An Oxford Worthy Project (or Two)
Students aren’t being sent to Oxford because they’re good at writing essays and being interviewed. Applicants have to prove they’re worthy of UT’s highest honor because they need it. Each applicant will be asked to identify two potential tutorial topics, which if chosen will be their subject for one-on-one independent studies with Oxford Dons. These studies are built around about a billion words in weekly research papers, which are then discussed and analyzed at meetings. Pick something you’re not only passionate about, but well informed on. You need to be able to prove to the honors board that you’ve been working on your project(s), but it (they) can only be advanced with the knowledge of the Oxford Dons and seemingly endless resources in the Oxford libraries. Your topic can be anything you want, but don’t feel the need to make it incredibly complex. Picking a topic because it seems fancy and complicated might seem like a good strategy, but if you’re chosen you’ll be faced with that topic for an entire semester. Instead, pick something UT has limited to no classes or resources on, or a subject that is just picking up speed in the academic world.
A Flawless Interview and Application
This is the part where your mentor comes in, but they can’t do all the work. Pick your topics wisely and make sure you express in both the interview and the application essays that you know what OSAP is about. Name-drop specific libraries and museums you’d like to study at and take a look at OSAP’s online database to see specific resources they’ll have on your topic.
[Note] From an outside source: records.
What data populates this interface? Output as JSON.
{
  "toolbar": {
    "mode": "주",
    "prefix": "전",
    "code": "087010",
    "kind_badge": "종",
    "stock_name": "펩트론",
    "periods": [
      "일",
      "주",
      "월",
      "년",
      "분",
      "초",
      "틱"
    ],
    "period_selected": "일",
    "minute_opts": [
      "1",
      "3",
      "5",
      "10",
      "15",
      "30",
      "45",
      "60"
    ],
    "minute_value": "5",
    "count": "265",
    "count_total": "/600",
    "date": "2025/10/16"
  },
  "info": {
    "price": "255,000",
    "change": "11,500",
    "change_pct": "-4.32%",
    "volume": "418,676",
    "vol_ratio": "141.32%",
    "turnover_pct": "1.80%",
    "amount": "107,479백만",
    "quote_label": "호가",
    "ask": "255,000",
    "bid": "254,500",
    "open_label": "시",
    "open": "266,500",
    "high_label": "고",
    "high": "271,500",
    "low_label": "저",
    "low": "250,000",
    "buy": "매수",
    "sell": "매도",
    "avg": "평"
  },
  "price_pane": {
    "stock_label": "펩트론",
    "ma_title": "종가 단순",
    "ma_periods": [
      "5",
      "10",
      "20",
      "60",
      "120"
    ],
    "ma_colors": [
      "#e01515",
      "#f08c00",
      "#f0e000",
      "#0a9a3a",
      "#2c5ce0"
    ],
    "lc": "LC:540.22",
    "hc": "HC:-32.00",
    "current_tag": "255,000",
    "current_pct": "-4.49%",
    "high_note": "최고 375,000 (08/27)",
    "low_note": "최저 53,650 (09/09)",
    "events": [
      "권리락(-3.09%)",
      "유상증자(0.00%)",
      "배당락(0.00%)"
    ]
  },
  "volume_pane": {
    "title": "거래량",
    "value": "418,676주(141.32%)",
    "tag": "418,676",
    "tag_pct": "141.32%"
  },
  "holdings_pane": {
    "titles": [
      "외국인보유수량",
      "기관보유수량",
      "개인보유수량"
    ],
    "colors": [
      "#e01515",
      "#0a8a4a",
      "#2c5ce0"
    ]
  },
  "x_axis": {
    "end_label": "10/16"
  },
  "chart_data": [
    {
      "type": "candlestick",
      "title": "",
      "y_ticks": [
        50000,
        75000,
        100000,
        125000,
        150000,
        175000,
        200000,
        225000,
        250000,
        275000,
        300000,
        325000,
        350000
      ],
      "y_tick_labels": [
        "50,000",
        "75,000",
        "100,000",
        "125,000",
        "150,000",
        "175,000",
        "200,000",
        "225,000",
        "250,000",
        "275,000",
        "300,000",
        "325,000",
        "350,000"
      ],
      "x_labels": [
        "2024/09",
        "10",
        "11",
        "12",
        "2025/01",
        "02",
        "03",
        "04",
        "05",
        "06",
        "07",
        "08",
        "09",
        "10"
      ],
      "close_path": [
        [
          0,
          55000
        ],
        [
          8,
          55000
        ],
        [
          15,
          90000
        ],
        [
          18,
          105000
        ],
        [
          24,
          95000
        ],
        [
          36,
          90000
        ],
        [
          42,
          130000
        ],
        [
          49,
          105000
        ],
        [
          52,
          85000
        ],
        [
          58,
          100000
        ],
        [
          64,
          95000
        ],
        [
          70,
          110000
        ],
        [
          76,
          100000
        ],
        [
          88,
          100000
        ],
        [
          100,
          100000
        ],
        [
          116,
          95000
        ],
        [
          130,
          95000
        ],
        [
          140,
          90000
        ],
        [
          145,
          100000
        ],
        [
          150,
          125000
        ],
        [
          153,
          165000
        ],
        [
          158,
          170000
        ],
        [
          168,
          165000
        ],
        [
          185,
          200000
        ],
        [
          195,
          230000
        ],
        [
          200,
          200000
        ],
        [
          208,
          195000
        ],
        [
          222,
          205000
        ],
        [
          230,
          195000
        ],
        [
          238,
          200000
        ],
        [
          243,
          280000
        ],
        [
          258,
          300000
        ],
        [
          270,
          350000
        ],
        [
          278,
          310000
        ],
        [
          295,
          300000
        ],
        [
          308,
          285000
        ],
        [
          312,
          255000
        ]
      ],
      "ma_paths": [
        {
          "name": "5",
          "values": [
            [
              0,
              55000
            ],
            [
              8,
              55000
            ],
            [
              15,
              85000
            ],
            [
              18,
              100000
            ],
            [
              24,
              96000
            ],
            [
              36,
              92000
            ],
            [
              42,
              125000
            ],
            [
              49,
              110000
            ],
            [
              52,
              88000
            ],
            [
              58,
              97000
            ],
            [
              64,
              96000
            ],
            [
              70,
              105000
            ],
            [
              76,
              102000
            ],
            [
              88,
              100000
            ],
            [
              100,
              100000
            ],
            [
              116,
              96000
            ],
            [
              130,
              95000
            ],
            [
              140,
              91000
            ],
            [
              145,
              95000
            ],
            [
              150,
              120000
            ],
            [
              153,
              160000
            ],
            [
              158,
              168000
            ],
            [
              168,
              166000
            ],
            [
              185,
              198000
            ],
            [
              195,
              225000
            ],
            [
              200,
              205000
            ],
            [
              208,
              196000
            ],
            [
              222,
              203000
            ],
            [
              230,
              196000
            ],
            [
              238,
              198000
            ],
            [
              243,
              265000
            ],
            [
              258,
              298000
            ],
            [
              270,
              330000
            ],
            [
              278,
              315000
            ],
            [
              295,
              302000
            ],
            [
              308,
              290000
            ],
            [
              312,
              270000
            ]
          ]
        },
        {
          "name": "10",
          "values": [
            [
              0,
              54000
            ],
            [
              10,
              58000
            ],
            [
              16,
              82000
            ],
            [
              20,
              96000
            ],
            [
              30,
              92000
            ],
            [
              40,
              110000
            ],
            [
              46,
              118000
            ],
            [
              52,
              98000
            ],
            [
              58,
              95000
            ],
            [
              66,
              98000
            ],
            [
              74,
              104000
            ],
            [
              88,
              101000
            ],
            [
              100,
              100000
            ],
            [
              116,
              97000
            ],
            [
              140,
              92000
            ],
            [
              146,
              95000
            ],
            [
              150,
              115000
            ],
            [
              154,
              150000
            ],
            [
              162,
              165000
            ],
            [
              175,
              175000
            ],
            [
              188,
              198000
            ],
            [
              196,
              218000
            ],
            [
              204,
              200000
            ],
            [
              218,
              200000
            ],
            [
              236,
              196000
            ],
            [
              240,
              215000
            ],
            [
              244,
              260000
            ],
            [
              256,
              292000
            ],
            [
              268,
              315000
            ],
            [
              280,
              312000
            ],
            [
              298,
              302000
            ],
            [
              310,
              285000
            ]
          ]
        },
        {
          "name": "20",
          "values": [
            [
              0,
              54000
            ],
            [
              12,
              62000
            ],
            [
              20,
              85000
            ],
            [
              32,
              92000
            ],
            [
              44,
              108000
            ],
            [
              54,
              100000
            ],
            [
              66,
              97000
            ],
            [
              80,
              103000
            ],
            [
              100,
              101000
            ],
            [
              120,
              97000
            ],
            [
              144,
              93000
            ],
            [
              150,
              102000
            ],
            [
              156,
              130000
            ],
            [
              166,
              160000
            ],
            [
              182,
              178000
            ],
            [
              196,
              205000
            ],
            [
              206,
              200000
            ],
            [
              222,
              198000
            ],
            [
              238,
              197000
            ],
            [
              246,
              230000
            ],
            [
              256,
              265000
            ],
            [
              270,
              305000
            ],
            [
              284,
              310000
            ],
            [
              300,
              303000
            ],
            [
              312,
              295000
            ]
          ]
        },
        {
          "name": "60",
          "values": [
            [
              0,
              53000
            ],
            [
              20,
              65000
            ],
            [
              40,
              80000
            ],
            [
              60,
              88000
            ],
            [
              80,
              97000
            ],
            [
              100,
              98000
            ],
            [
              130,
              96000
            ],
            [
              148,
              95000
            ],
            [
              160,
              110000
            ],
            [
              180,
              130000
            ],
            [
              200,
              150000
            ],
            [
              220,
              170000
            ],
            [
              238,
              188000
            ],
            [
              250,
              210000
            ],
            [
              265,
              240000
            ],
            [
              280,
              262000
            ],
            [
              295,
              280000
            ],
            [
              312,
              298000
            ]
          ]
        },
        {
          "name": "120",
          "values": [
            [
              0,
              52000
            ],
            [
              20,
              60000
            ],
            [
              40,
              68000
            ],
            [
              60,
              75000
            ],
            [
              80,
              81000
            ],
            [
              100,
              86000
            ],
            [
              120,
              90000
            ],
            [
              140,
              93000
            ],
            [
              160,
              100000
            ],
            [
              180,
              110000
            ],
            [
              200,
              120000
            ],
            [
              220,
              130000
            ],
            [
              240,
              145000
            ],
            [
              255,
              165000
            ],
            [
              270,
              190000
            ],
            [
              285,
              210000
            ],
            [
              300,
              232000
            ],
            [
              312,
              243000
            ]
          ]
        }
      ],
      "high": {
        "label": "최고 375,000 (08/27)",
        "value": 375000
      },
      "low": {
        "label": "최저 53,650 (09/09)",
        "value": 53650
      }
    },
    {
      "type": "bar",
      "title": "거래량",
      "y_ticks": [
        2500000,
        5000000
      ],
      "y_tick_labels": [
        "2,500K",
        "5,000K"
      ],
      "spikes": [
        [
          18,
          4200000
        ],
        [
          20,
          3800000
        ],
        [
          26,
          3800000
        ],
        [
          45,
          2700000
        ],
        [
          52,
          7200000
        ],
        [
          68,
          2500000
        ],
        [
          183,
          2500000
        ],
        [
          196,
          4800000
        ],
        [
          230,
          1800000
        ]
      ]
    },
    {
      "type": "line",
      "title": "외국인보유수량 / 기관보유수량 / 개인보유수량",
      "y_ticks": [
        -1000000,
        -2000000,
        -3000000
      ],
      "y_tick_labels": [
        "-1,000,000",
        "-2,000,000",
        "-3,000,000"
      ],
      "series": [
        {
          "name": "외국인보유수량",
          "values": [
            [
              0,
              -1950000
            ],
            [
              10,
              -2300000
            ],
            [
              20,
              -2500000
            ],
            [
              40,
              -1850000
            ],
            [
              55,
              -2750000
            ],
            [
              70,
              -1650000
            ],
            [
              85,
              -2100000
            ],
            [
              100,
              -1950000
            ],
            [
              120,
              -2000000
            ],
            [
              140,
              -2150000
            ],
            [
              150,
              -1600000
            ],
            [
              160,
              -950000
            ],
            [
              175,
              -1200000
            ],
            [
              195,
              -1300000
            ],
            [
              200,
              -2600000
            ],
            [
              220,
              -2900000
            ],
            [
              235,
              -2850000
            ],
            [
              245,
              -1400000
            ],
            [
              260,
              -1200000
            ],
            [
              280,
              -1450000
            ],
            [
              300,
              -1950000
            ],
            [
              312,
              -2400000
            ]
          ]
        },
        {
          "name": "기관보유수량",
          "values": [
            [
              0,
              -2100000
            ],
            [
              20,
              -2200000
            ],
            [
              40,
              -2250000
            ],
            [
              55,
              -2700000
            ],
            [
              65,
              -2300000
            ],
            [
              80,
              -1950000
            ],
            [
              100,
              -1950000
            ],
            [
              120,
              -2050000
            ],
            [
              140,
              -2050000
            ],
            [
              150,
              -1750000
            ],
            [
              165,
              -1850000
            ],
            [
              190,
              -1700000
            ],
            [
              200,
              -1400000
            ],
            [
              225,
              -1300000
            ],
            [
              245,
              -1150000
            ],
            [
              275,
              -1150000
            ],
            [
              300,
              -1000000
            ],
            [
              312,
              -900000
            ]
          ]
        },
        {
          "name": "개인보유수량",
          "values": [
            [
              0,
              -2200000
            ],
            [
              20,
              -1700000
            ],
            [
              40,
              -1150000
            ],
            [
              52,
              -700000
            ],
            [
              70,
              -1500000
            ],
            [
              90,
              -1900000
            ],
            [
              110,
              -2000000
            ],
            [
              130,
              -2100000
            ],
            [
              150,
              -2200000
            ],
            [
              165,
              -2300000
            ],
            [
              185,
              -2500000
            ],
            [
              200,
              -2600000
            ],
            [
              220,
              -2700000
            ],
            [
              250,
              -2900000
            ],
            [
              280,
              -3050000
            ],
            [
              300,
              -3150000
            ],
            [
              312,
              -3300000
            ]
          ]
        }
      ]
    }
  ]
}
Name-dropping also comes in handy during the interview for reminding the honors board of UT students who have been through OSAP and studied similar topics to what you have chosen. Be prepared to tell the honors board why OSAP will help your career in the long-term, and how you will be able to benefit UT and the honors program once you return. Make sure your essays are as specific as possible (which is unfortunately hard to do in 200 words each) and try to make your interview (which will be the shortest or longest 10 minutes of your life) surprise-free.
A Bit of Maturity
While being chosen for OSAP is prestigious, the program isn’t for everyone. You’ll need to prepare yourself to live across the pond for an entire semester and travel alone. OSAP also isn’t a typical study abroad program. While many study abroad programs are rumored to have easy classes and offer more sight-seeing than studying, OSAP is the exact opposite. Chosen students will be seeing the inside of the Bodleian library for the majority of their time, and while excursions and travel opportunities are available, seeing the rest of the UK and other countries will have to wait until the semester is over.
Before students are even chosen, they need to understand that UT’s OSAP selection is one of the school’s most competitive programs, and there’s no shame in applying more than once. However, each application experience needs to be learned from and improved upon.